Coleco (a contraction of COnnecticut LEather COmpany) was the first company to use a “dedicated chip” in a home video game with Telstar Arcade in 1976. Trying to replicate the success of this first console, Coleco decided to produce nine different variations of Telstar.
But in the following year, as many as 75 producers put similar products on the market and this competition, combined with some wrong commercial choices, led Coleco to economic disaster. While Coleco sold pocket games for 20 million dollars, in fact, it was forced to literally throw away a million Telstar units, and in 1978 the company lost 22.3 million dollars. With the introduction of home video games with replaceable game cartridges, Fairchild and Atari completely swept away non-updatable home video game manufacturers from the market.

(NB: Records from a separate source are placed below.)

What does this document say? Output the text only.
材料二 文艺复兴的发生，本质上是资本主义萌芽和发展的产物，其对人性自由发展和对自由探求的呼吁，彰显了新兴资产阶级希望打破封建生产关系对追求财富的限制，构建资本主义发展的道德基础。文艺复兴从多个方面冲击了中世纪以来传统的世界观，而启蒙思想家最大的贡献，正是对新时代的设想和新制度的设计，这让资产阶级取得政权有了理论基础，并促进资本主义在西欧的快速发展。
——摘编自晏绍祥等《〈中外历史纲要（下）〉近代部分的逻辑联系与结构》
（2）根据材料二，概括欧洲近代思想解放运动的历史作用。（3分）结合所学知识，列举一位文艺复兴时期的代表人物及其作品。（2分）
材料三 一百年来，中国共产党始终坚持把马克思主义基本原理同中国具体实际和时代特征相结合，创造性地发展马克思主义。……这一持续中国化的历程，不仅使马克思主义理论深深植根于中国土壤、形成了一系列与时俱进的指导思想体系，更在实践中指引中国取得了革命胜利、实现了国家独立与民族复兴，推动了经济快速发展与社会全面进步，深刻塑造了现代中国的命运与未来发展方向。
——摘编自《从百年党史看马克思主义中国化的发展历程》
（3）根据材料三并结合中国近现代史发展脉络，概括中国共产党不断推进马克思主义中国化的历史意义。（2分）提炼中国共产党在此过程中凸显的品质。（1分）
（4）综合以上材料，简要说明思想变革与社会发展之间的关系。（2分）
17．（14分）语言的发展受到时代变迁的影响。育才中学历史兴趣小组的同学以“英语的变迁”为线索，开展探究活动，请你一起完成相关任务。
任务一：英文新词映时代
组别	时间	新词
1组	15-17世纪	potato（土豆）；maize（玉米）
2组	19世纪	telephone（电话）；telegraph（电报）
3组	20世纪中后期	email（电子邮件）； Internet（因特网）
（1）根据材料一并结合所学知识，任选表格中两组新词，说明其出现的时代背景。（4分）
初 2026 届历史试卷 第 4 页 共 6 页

Colecovision was the third-generation console designed by Coleco, distributed in 1982. It offered controls and performance very similar to the arcade games of the time, and an initial catalog of 12 titles plus ten promised shortly. During its commercial life, Colecovision has been able to count on a playground of 170 titles. Most of the games were conversions of arcade titles of the time, extremely similar to originals and sometimes the only thing that set them apart was a few levels less.

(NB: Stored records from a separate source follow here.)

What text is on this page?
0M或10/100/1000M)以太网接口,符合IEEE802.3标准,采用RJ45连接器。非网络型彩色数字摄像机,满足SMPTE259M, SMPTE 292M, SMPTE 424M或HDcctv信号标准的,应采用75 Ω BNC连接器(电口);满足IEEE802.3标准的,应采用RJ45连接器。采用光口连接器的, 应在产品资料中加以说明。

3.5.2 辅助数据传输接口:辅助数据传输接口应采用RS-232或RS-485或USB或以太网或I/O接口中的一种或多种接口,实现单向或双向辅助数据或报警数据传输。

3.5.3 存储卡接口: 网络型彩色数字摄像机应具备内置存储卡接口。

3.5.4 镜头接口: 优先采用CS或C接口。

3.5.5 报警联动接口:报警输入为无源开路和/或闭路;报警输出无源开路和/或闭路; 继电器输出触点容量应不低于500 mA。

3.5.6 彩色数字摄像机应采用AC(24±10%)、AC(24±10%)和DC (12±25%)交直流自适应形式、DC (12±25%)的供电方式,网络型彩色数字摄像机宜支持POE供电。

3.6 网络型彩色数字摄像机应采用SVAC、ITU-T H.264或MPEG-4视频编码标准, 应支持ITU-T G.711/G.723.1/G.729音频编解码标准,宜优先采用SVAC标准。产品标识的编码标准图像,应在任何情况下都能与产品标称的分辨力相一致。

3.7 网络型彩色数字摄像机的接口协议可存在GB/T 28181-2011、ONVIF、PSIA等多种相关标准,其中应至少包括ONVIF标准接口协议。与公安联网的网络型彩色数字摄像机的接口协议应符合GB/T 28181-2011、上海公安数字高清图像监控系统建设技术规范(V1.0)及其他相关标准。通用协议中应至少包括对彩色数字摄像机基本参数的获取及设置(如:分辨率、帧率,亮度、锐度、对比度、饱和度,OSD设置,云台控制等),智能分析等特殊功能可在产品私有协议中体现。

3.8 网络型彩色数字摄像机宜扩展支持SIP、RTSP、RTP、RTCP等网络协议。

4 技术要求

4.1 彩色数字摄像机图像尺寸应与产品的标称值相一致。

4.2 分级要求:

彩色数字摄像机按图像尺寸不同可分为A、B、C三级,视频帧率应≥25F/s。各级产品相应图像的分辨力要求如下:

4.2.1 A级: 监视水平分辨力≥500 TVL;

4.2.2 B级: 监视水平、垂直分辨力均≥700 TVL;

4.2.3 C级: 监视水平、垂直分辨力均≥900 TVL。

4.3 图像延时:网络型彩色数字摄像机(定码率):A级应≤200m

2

Coleco also offered on the market an adapter that allowed the games of the Atari 2600 – the market leader – to be used on the Colecovision. This obviously allowed Coleco to acquire new buyers and to take advantage of an enormous quantity of games ( the Atari ones ) without spending anything in planning. The expansion module obviously caused a heavy legal action to break out from Atari, but there was no way to block sales due to the fact that the Atari 2600 was built with “generic” chips.
Coleco proposed new expansion modules for the console over time, such as the steering wheel and pedals to be used with the Turbo driving game. The third module – the final one – released in 1983 expanded the video game into a real home computer, the Coleco ADAM.
In Christmas 1982 Coleco reached the goal of 500,000 units sold thanks to the strength of the games offered. While Atari enjoyed the popularity of games like Space Invaders, Colecovision was the first console to have Nintendo’s Donkey Kong box office champion.
Coleco had an hard time to get this video game. In fact, in December 1981, Coleco sales representatives left for Japan to negotiate the purchase of a license from Nintendo. The Coleco Manager would have preferred to return to America to check the contract with lawyers, but was forced to sign with Nintendo immediately, almost blindly, as Atari and Mattel were around the corner to steal the agreement.
In April 1982, Coleco and Nintendo ended up sued in court by Universal Studios who considered Donkey Kong a plagiarism of their King Kong movie. Coleco, who had invested a fortune to win those rights from Nintendo and which was close to the market launch of the video game, decided to close the matter by granting 3% of all Donkey Kong home sales to Universal. Nintendo, on the other hand, began a tough legal battle that eventually saw her victory. Coleco, a long time later, will try to take back the royalties from Universal.
Colecovision sales in early 1983 easily exceeded one million units, just before sinking into the “video game crash” that occurred at the end of the year. In fact, Coleco will stop production at the beginning of 1984. The last produced titles (Illusions, Spy Hunter, Telly Turtle, Root Beer Tapper) were seen very little in the shops. Shortly thereafter Telegames bought a part of Coleco shares and produced some other games but the impact on the market was rather lukewarm. When Coleco left the industry it had reached the threshold of 6 million Colecovision sold (in just two years and despite the ups and downs of the market caused by the video game crash!). Many experts in the video game industry believe that if it weren’t for the ’84 video game crash Coleco and his console would have dominated the market for a long time yet. Coleco had surpassed Atari and Intellivision both economically and qualitatively in the market battle. But Coleco was not able to recover from the crash.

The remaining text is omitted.